The young boy with the burnt face seemed to be stirring. She could not tell if he was asleep or awake as the bandages covered his eyes, but she went to him anyway. Dipping a fresh flannel in the water she wrung it out, but not too much, so it was still heavy and wet, then folded it into a long strip and placed it across his forehead.
‘There you go, darling, you’ll need that. I think it’s going to be a hot one.’
She leant over him and adjusted his pillow. He tried to thank her, but his lips were crisp and the bandages tight against his skin. She patted his arm and carried on up the tent between the rows of prone white patients.
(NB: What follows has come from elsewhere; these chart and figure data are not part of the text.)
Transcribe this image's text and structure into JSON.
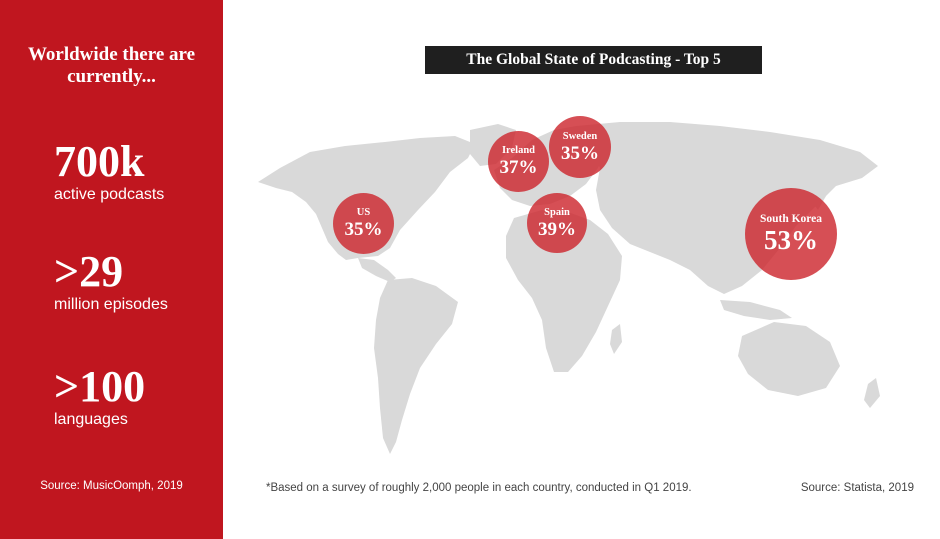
{
  "sidebar": {
    "heading_line1": "Worldwide there are",
    "heading_line2": "currently...",
    "stats": [
      {
        "value": "700k",
        "label": "active podcasts"
      },
      {
        "value": ">29",
        "label": "million episodes"
      },
      {
        "value": ">100",
        "label": "languages"
      }
    ],
    "source": "Source: MusicOomph, 2019"
  },
  "title": "The Global State of Podcasting - Top 5",
  "countries": [
    {
      "name": "US",
      "percent": "35%"
    },
    {
      "name": "Ireland",
      "percent": "37%"
    },
    {
      "name": "Sweden",
      "percent": "35%"
    },
    {
      "name": "Spain",
      "percent": "39%"
    },
    {
      "name": "South Korea",
      "percent": "53%"
    }
  ],
  "footnote": "*Based on a survey of roughly 2,000 people in each country, conducted in Q1 2019.",
  "map_source": "Source: Statista, 2019",
  "colors": {
    "sidebar": "#c0161f",
    "bubble": "#cd2830",
    "land": "#d9d9d9",
    "title_bg": "#1f1f1f"
  }
}
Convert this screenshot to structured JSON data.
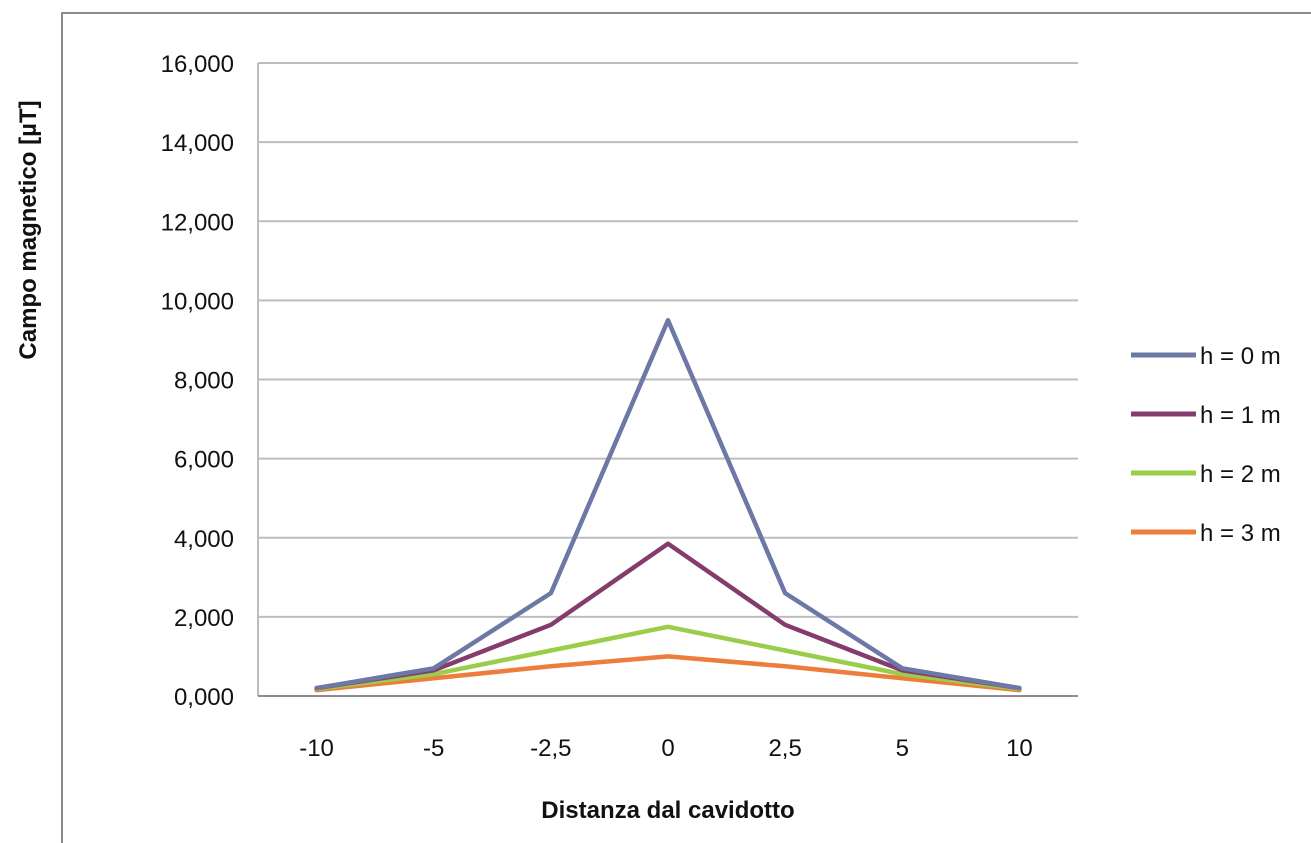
{
  "chart_data": {
    "type": "line",
    "title": "",
    "xlabel": "Distanza dal cavidotto",
    "ylabel": "Campo magnetico [µT]",
    "categories": [
      "-10",
      "-5",
      "-2,5",
      "0",
      "2,5",
      "5",
      "10"
    ],
    "ylim": [
      0,
      16
    ],
    "ytick_values": [
      0,
      2,
      4,
      6,
      8,
      10,
      12,
      14,
      16
    ],
    "ytick_labels": [
      "0,000",
      "2,000",
      "4,000",
      "6,000",
      "8,000",
      "10,000",
      "12,000",
      "14,000",
      "16,000"
    ],
    "grid": true,
    "legend_position": "right",
    "series": [
      {
        "name": "h = 0 m",
        "color": "#6e78a6",
        "values": [
          0.2,
          0.7,
          2.6,
          9.5,
          2.6,
          0.7,
          0.2
        ]
      },
      {
        "name": "h = 1 m",
        "color": "#843c6c",
        "values": [
          0.2,
          0.65,
          1.8,
          3.85,
          1.8,
          0.65,
          0.2
        ]
      },
      {
        "name": "h = 2 m",
        "color": "#9acd4a",
        "values": [
          0.18,
          0.55,
          1.15,
          1.75,
          1.15,
          0.55,
          0.18
        ]
      },
      {
        "name": "h = 3 m",
        "color": "#ec7d3b",
        "values": [
          0.15,
          0.45,
          0.75,
          1.0,
          0.75,
          0.45,
          0.15
        ]
      }
    ]
  }
}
Further up, after a partition of screens, the faces changed colour: first the pale brown of the sick Indian sepoys, then the black heads of African askaris looked out from over the sheets and blankets. The illnesses and wounds remained the same.
She called all her patients ‘darling’ for the same reason she wore her old red evening dress and sprayed her neck with perfume. Because she wanted to bring something from the world of women into the lives of these men. Something from life outside the war. A reminder of what else did and will exist. The dress also helped her to remember these things herself. To remember herself. She had forgotten herself once, and she didn’t want to again. But the dress was not just a psychological prop. It was, in its way, practical too. It was red, a good colour for the hospital tent. Blood didn’t show so starkly against it as it did against khaki or white.
She was on her way out to refill her bucket with fresh water when she saw the chaplain. He was at the African end of the tent, sitting on the edge of a patient’s bed. It was the first time she had seen him. She’d come up on the railway to Lake Command from Nairobi the day after the steamers left for Bukoba, in preparation for their return. She had been told to expect heavy casualties.